Diversi autori hanno esplorato l’importanza di sviluppare un team di cura del piede per diminuire il rischio di MLEA. Rogers et al. hanno discusso questo problema nella loro revisione completa e hanno introdotto il concetto di Toe and Flow, che è un approccio clinico completo agli arti in pericolo. Inoltre, Fitzgerald et al. hanno introdotto il modello di concetto di risposta rapida diabetica (DRRAFT), che comprende sette competenze essenziali che costituiscono il nucleo necessario del modello interdisciplinare di salvataggio degli arti. Paisey et al. hanno confermato che i maggiori risparmi sui costi sono derivati dalla riduzione delle amputazioni maggiori degli arti legate al diabete, con una diminuzione del 75% del costo di amputazione per persona all’anno quando è stato implementato un servizio di cura del piede.

A nostro parere, l’attuazione di un percorso di cura del piede non dovrebbe essere limitato ai pazienti con piede diabetico. Dovrebbe essere esteso anche a quelli con arti criticamente ischemici. I ricercatori del Regno Unito hanno evidenziato questo problema quando hanno notato una diminuzione più lenta dei tassi di amputazione per i pazienti non diabetici con arti ischemici rispetto ai pazienti diabetici, e quindi, hanno raccomandato che le campagne come “mettere i piedi prima” non dovrebbero essere limitate ai pazienti diabetici con arti critici .

Questo studio ha avuto alcuni limiti.
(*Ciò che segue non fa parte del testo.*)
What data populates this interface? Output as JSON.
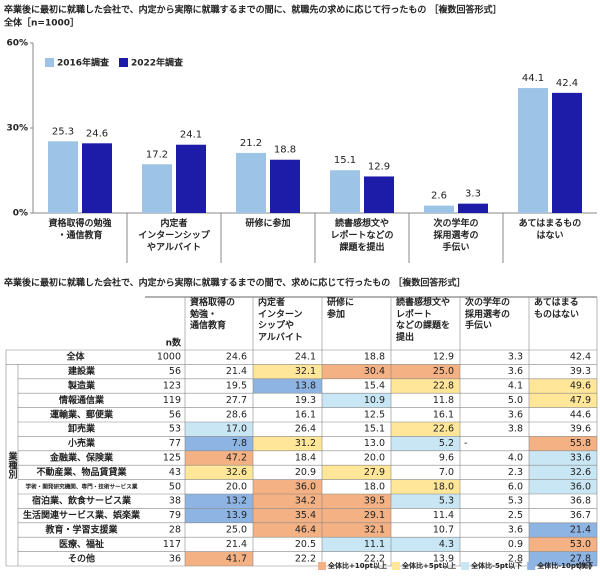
{
  "chart_data": {
    "type": "bar",
    "title": "卒業後に最初に就職した会社で、内定から実際に就職するまでの間に、就職先の求めに応じて行ったもの ［複数回答形式］",
    "subtitle": "全体［n=1000］",
    "categories": [
      "資格取得の勉強\n・通信教育",
      "内定者\nインターンシップ\nやアルバイト",
      "研修に参加",
      "読書感想文や\nレポートなどの\n課題を提出",
      "次の学年の\n採用選考の\n手伝い",
      "あてはまるもの\nはない"
    ],
    "series": [
      {
        "name": "2016年調査",
        "color": "#9dc3e6",
        "values": [
          25.3,
          17.2,
          21.2,
          15.1,
          2.6,
          44.1
        ]
      },
      {
        "name": "2022年調査",
        "color": "#1c1ca8",
        "values": [
          24.6,
          24.1,
          18.8,
          12.9,
          3.3,
          42.4
        ]
      }
    ],
    "ylim": [
      0,
      60
    ],
    "yticks": [
      {
        "value": 0,
        "label": "0%"
      },
      {
        "value": 30,
        "label": "30%"
      },
      {
        "value": 60,
        "label": "60%"
      }
    ],
    "grid": false
  },
  "table": {
    "title": "卒業後に最初に就職した会社で、内定から実際に就職するまでの間で、求めに応じて行ったもの ［複数回答形式］",
    "group_label": "業種別",
    "columns": [
      "n数",
      "資格取得の\n勉強・\n通信教育",
      "内定者\nインターン\nシップや\nアルバイト",
      "研修に\n参加",
      "読書感想文や\nレポート\nなどの課題を\n提出",
      "次の学年の\n採用選考の\n手伝い",
      "あてはまる\nものはない"
    ],
    "rows": [
      {
        "label": "全体",
        "n": 1000,
        "cells": [
          "24.6",
          "24.1",
          "18.8",
          "12.9",
          "3.3",
          "42.4"
        ],
        "colors": [
          null,
          null,
          null,
          null,
          null,
          null
        ]
      },
      {
        "label": "建設業",
        "n": 56,
        "cells": [
          "21.4",
          "32.1",
          "30.4",
          "25.0",
          "3.6",
          "39.3"
        ],
        "colors": [
          null,
          "#ffe699",
          "#f4b183",
          "#f4b183",
          null,
          null
        ]
      },
      {
        "label": "製造業",
        "n": 123,
        "cells": [
          "19.5",
          "13.8",
          "15.4",
          "22.8",
          "4.1",
          "49.6"
        ],
        "colors": [
          null,
          "#8eb4e3",
          null,
          "#ffe699",
          null,
          "#ffe699"
        ]
      },
      {
        "label": "情報通信業",
        "n": 119,
        "cells": [
          "27.7",
          "19.3",
          "10.9",
          "11.8",
          "5.0",
          "47.9"
        ],
        "colors": [
          null,
          null,
          "#c9e6f5",
          null,
          null,
          "#ffe699"
        ]
      },
      {
        "label": "運輸業、郵便業",
        "n": 56,
        "cells": [
          "28.6",
          "16.1",
          "12.5",
          "16.1",
          "3.6",
          "44.6"
        ],
        "colors": [
          null,
          null,
          null,
          null,
          null,
          null
        ]
      },
      {
        "label": "卸売業",
        "n": 53,
        "cells": [
          "17.0",
          "26.4",
          "15.1",
          "22.6",
          "3.8",
          "39.6"
        ],
        "colors": [
          "#c9e6f5",
          null,
          null,
          "#ffe699",
          null,
          null
        ]
      },
      {
        "label": "小売業",
        "n": 77,
        "cells": [
          "7.8",
          "31.2",
          "13.0",
          "5.2",
          "-",
          "55.8"
        ],
        "colors": [
          "#8eb4e3",
          "#ffe699",
          null,
          "#c9e6f5",
          null,
          "#f4b183"
        ]
      },
      {
        "label": "金融業、保険業",
        "n": 125,
        "cells": [
          "47.2",
          "18.4",
          "20.0",
          "9.6",
          "4.0",
          "33.6"
        ],
        "colors": [
          "#f4b183",
          null,
          null,
          null,
          null,
          "#c9e6f5"
        ]
      },
      {
        "label": "不動産業、物品賃貸業",
        "n": 43,
        "cells": [
          "32.6",
          "20.9",
          "27.9",
          "7.0",
          "2.3",
          "32.6"
        ],
        "colors": [
          "#ffe699",
          null,
          "#ffe699",
          null,
          null,
          "#c9e6f5"
        ]
      },
      {
        "label": "学術・開発研究機関、専門・技術サービス業",
        "n": 50,
        "cells": [
          "20.0",
          "36.0",
          "18.0",
          "18.0",
          "6.0",
          "36.0"
        ],
        "colors": [
          null,
          "#f4b183",
          null,
          "#ffe699",
          null,
          "#c9e6f5"
        ]
      },
      {
        "label": "宿泊業、飲食サービス業",
        "n": 38,
        "cells": [
          "13.2",
          "34.2",
          "39.5",
          "5.3",
          "5.3",
          "36.8"
        ],
        "colors": [
          "#8eb4e3",
          "#f4b183",
          "#f4b183",
          "#c9e6f5",
          null,
          null
        ]
      },
      {
        "label": "生活関連サービス業、娯楽業",
        "n": 79,
        "cells": [
          "13.9",
          "35.4",
          "29.1",
          "11.4",
          "2.5",
          "36.7"
        ],
        "colors": [
          "#8eb4e3",
          "#f4b183",
          "#f4b183",
          null,
          null,
          null
        ]
      },
      {
        "label": "教育・学習支援業",
        "n": 28,
        "cells": [
          "25.0",
          "46.4",
          "32.1",
          "10.7",
          "3.6",
          "21.4"
        ],
        "colors": [
          null,
          "#f4b183",
          "#f4b183",
          null,
          null,
          "#8eb4e3"
        ]
      },
      {
        "label": "医療、福祉",
        "n": 117,
        "cells": [
          "21.4",
          "20.5",
          "11.1",
          "4.3",
          "0.9",
          "53.0"
        ],
        "colors": [
          null,
          null,
          "#c9e6f5",
          "#c9e6f5",
          null,
          "#f4b183"
        ]
      },
      {
        "label": "その他",
        "n": 36,
        "cells": [
          "41.7",
          "22.2",
          "22.2",
          "13.9",
          "2.8",
          "27.8"
        ],
        "colors": [
          "#f4b183",
          null,
          null,
          null,
          null,
          "#8eb4e3"
        ]
      }
    ],
    "legend": [
      {
        "label": "全体比+10pt以上",
        "color": "#f4b183"
      },
      {
        "label": "全体比+5pt以上",
        "color": "#ffe699"
      },
      {
        "label": "全体比-5pt以下",
        "color": "#c9e6f5"
      },
      {
        "label": "全体比-10pt以下",
        "color": "#8eb4e3"
      }
    ],
    "unit": "（％）"
  }
}
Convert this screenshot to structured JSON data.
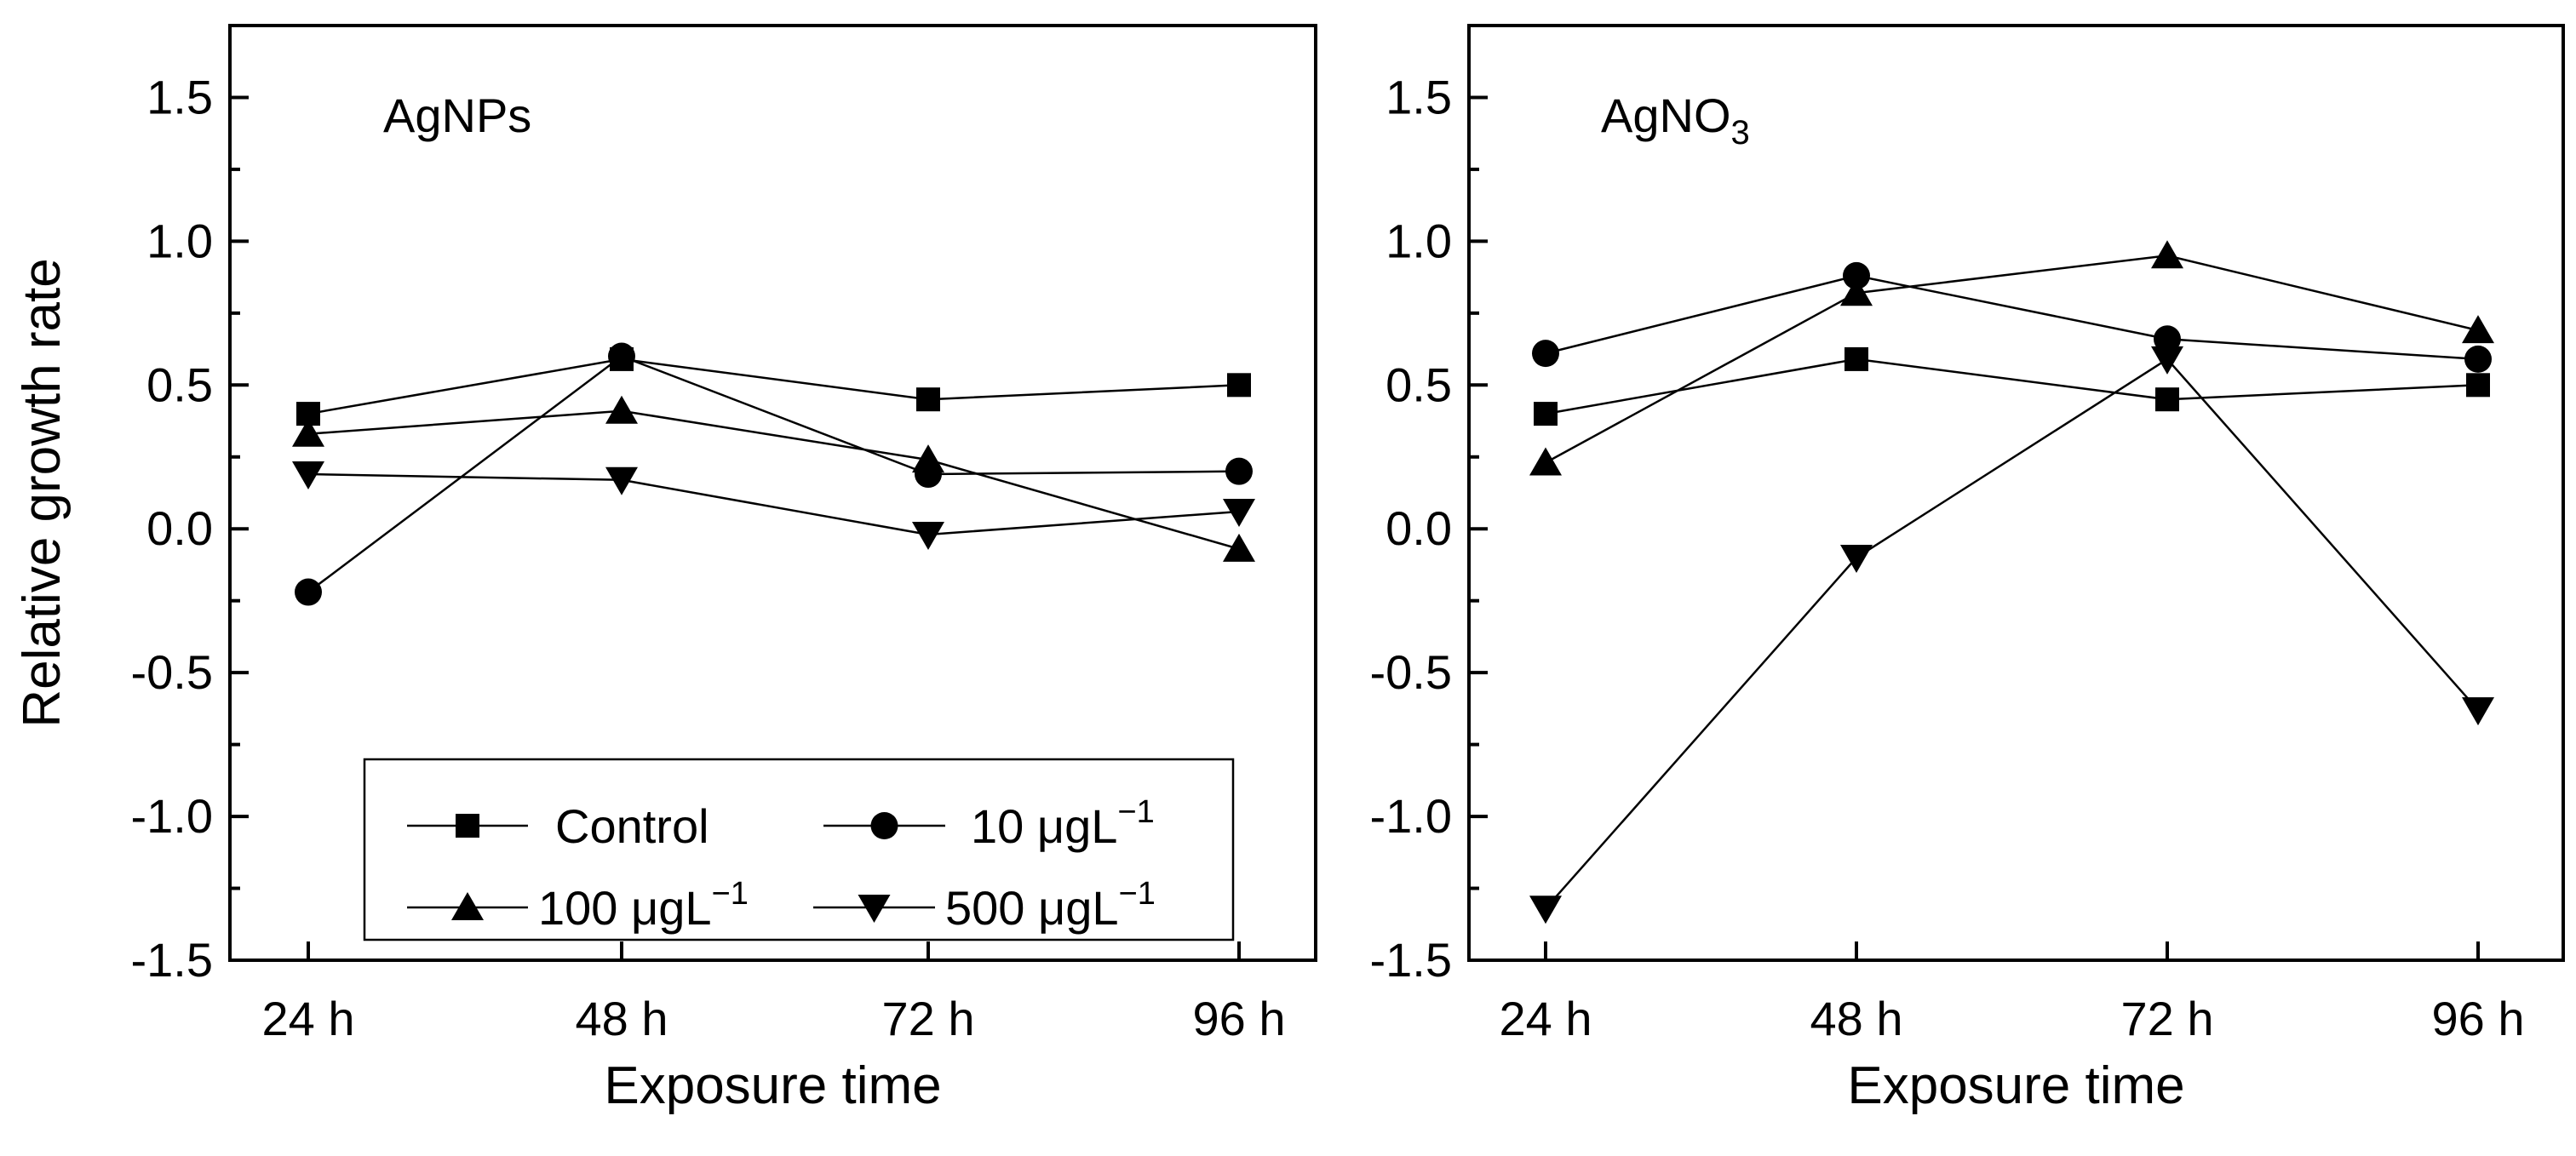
{
  "chart_data": [
    {
      "type": "line",
      "panel_label": "AgNPs",
      "panel_label_sub": "",
      "xlabel": "Exposure time",
      "ylabel": "Relative growth rate",
      "categories": [
        "24 h",
        "48 h",
        "72 h",
        "96 h"
      ],
      "ylim": [
        -1.5,
        1.75
      ],
      "yticks": [
        -1.5,
        -1.0,
        -0.5,
        0.0,
        0.5,
        1.0,
        1.5
      ],
      "ytick_labels": [
        "-1.5",
        "-1.0",
        "-0.5",
        "0.0",
        "0.5",
        "1.0",
        "1.5"
      ],
      "grid": false,
      "legend": "bottom-center",
      "series": [
        {
          "name": "Control",
          "marker": "square",
          "values": [
            0.4,
            0.59,
            0.45,
            0.5
          ]
        },
        {
          "name": "10 μgL⁻¹",
          "marker": "circle",
          "values": [
            -0.22,
            0.6,
            0.19,
            0.2
          ]
        },
        {
          "name": "100 μgL⁻¹",
          "marker": "triangle-up",
          "values": [
            0.33,
            0.41,
            0.24,
            -0.07
          ]
        },
        {
          "name": "500 μgL⁻¹",
          "marker": "triangle-down",
          "values": [
            0.19,
            0.17,
            -0.02,
            0.06
          ]
        }
      ]
    },
    {
      "type": "line",
      "panel_label": "AgNO",
      "panel_label_sub": "3",
      "xlabel": "Exposure time",
      "ylabel": "",
      "categories": [
        "24 h",
        "48 h",
        "72 h",
        "96 h"
      ],
      "ylim": [
        -1.5,
        1.75
      ],
      "yticks": [
        -1.5,
        -1.0,
        -0.5,
        0.0,
        0.5,
        1.0,
        1.5
      ],
      "ytick_labels": [
        "-1.5",
        "-1.0",
        "-0.5",
        "0.0",
        "0.5",
        "1.0",
        "1.5"
      ],
      "grid": false,
      "legend": "none",
      "series": [
        {
          "name": "Control",
          "marker": "square",
          "values": [
            0.4,
            0.59,
            0.45,
            0.5
          ]
        },
        {
          "name": "10 μgL⁻¹",
          "marker": "circle",
          "values": [
            0.61,
            0.88,
            0.66,
            0.59
          ]
        },
        {
          "name": "100 μgL⁻¹",
          "marker": "triangle-up",
          "values": [
            0.23,
            0.82,
            0.95,
            0.69
          ]
        },
        {
          "name": "500 μgL⁻¹",
          "marker": "triangle-down",
          "values": [
            -1.32,
            -0.1,
            0.59,
            -0.63
          ]
        }
      ]
    }
  ],
  "legend": {
    "entries": [
      {
        "label": "Control",
        "marker": "square"
      },
      {
        "label": "10 μgL",
        "sup": "−1",
        "marker": "circle"
      },
      {
        "label": "100 μgL",
        "sup": "−1",
        "marker": "triangle-up"
      },
      {
        "label": "500 μgL",
        "sup": "−1",
        "marker": "triangle-down"
      }
    ]
  }
}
In primo luogo, il nostro studio era retrospettivo e ha coinvolto una dimensione del campione relativamente piccola con meno di 30 MLEA all’anno. In secondo luogo, c’erano delle lacune nel database e potrebbe esserci stato un potenziale errore di selezione. In terzo luogo, questo era uno studio monocentrico e la popolazione di pazienti incontrata in questo centro terziario potrebbe aver avuto comorbidità più complesse e avanzate. Pertanto, potrebbero non rappresentare l’intera popolazione. In quarto luogo, i dati riguardanti le diverse variabili che hanno un impatto sugli esiti del MLEA, come lo stato socioeconomico, lo stato funzionale e altre variabili di laboratorio, erano carenti. Quinto, il diabete mellito e la malattia arteriosa periferica si presentano spesso insieme, e quindi una classificazione precisa è spesso impossibile. Infine, i dati riguardanti gli esiti a lungo termine, come la deambulazione del paziente e la qualità della vita, erano carenti.